Realization

Sharif's son on a playground

People say in life there are moments that you never forget. Moments that stands still in the sands of the hour glass. I have been around individuals with disabilities my entire life dating back to the birth of niece over 20 years ago. Watching her grow up and consistently having a smile on her face through all the missed milestones and operations was powerful. Her smile and interactions with those that she enjoyed spending time with are priceless. She is the number one reason I started working in the field with the “pay it forward” mentality of always being empathetic to the people we serve and maybe someone will reciprocate the same mentality when dealing with my niece.

Fast forward 18 years, and all the training’s and experience that I have obtained professionally still did not adequately prepare me for what was coming next. My son was born with autism. At the beginning it was very hard to see that my son had a disability as with most developmental delays you have to see if the appropriate milestones are reached at the corresponding times. My son walked at 11 months, started to speak a couple of words and was on track for his milestones. Then once he turned one it all changed.
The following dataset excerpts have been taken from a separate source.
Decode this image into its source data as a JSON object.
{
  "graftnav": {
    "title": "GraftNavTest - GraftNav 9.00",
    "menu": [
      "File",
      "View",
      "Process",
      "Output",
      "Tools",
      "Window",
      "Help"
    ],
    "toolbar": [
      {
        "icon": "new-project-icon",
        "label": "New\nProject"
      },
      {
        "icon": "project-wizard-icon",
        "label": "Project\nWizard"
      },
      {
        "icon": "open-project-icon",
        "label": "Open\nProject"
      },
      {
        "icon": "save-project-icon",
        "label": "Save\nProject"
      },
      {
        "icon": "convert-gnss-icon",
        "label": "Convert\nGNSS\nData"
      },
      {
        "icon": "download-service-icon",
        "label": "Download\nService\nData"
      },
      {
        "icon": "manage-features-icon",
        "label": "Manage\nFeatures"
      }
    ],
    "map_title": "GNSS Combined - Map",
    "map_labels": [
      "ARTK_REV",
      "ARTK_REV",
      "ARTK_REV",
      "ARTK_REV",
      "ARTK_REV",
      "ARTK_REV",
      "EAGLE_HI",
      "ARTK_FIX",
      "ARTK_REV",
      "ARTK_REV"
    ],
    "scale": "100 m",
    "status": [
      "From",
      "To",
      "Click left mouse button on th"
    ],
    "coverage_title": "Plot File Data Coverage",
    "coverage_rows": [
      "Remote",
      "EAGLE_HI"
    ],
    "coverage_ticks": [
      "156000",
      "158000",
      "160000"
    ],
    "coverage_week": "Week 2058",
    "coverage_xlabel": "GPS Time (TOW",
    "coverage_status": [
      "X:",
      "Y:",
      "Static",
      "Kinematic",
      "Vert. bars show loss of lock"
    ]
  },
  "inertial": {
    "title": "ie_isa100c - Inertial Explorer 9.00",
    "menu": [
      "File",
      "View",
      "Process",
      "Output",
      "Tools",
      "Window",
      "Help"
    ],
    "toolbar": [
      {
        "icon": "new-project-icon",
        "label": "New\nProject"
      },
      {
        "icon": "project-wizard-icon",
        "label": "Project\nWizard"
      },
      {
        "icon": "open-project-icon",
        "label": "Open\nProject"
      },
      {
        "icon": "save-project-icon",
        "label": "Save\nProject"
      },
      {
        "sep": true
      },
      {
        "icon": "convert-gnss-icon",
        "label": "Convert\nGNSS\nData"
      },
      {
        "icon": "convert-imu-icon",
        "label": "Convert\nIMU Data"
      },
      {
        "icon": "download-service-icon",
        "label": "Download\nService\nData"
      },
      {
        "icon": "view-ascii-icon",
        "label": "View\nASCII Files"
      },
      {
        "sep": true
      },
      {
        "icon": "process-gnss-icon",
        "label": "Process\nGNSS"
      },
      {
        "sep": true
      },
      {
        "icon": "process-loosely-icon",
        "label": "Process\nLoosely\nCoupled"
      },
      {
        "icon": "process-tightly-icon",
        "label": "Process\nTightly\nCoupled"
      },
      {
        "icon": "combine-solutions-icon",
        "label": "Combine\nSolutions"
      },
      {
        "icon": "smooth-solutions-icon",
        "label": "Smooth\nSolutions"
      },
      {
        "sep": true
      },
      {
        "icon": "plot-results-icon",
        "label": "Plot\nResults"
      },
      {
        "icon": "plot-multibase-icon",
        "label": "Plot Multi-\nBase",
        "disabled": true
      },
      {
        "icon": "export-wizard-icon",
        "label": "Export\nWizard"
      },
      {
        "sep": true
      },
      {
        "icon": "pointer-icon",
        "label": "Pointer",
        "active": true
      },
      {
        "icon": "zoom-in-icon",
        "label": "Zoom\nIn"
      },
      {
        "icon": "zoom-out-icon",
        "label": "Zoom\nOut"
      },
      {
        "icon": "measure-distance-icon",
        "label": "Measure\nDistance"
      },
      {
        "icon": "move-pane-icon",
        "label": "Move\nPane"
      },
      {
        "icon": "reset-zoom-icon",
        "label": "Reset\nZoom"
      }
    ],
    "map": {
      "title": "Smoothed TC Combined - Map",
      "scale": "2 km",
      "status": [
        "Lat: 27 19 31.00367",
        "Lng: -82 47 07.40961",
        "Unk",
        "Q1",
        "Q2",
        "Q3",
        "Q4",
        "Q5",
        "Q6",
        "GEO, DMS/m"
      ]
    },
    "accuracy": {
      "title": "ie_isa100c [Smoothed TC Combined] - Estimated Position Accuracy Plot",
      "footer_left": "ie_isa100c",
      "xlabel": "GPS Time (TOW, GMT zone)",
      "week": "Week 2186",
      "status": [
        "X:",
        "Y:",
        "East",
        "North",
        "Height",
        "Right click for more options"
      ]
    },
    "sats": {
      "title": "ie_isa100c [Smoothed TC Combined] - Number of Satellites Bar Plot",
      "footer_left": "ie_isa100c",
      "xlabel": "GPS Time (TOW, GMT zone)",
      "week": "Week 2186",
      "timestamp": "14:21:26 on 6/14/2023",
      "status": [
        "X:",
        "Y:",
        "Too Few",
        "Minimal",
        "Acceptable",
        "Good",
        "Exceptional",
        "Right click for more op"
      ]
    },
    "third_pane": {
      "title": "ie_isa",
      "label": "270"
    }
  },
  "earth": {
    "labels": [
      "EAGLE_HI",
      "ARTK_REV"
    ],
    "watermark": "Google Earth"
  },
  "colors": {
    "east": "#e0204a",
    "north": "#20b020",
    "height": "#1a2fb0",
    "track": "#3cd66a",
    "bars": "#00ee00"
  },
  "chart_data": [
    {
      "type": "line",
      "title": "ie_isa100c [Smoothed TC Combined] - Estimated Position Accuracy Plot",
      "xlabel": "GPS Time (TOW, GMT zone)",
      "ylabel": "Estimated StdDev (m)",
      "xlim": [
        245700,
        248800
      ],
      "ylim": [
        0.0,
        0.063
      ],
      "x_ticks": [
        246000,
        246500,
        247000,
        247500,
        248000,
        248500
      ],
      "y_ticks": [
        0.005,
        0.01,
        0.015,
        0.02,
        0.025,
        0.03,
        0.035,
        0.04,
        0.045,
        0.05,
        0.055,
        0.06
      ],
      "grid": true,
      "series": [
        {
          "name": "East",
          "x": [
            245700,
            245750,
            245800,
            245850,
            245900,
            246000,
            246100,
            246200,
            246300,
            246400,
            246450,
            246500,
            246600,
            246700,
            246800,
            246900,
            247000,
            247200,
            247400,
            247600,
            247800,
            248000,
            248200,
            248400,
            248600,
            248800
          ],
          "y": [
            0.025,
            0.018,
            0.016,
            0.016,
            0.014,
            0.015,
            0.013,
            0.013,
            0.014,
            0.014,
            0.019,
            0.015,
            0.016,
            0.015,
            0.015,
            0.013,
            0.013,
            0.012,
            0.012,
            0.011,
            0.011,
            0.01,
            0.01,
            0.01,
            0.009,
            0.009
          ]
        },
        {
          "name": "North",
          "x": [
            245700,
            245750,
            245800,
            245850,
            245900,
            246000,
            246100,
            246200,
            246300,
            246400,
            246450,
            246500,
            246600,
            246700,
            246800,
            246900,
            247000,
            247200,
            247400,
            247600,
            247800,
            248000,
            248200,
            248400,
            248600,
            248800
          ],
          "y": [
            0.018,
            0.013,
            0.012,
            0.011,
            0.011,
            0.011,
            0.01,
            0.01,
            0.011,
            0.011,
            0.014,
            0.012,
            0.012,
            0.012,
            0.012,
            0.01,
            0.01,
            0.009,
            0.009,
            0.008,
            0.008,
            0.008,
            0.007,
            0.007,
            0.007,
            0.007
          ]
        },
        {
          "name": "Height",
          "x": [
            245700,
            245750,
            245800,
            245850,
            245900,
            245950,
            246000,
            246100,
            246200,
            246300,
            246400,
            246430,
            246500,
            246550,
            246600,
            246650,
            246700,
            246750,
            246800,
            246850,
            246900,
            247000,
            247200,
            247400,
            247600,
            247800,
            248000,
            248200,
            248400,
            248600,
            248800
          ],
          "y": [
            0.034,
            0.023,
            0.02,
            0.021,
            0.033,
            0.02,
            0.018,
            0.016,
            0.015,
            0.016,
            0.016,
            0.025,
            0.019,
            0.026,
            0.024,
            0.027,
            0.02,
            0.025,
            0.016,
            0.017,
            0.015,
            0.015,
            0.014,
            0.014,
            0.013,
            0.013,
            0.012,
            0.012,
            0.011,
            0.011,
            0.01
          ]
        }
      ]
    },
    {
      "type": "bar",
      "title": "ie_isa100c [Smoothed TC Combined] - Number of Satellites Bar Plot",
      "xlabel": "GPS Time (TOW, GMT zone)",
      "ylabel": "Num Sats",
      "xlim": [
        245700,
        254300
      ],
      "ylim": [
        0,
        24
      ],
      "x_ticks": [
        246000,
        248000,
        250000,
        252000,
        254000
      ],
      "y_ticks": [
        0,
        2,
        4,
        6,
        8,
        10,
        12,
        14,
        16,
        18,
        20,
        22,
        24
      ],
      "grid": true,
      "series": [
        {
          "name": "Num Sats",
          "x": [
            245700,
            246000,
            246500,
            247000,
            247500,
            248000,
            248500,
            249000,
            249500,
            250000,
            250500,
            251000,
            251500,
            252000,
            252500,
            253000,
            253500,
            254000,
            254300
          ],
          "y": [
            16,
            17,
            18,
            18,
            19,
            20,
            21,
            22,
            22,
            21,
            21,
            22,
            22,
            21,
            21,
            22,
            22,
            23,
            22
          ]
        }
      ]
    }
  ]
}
Suddenly things began to change as my son’s vocabulary stopped growing and he wouldn’t even speak the couple of words he picked up earlier. Red flags were raised and I got him tested for autism. The testing thankfully was a painless process. The wait for the actual evaluation was gut wrenching. Once the evaluation was over the questions and the doubts started to dominate my train of thought. What did I do wrong? What if he does have a disability? What do I do next?

Autism. Hearing that your child has a disability is perhaps the most difficult thing to ever have to hear from a doctor. A Developmental Disability. A disability that would affect him in five key categories for the rest of his life. A disability that would alter his life and shape my dedication for the rest of my life. A disability that society is still getting educated on. Autism.

Today 3 ½ years later since the birth of son he is my life, my driving force behind spreading awareness and increasing his community inclusions to the store, movies, parks and beaches. Doing everything I can to ensure that he gets all he can out of life. I owe it to him! Watching his smile light up a room or the innocent sounds of his laughter refreshes my drive to go all out for him and to raise Autism Awareness for every family that has an autistic individual in their family. Keep fighting until society is aware of Autism and the individuals it affects.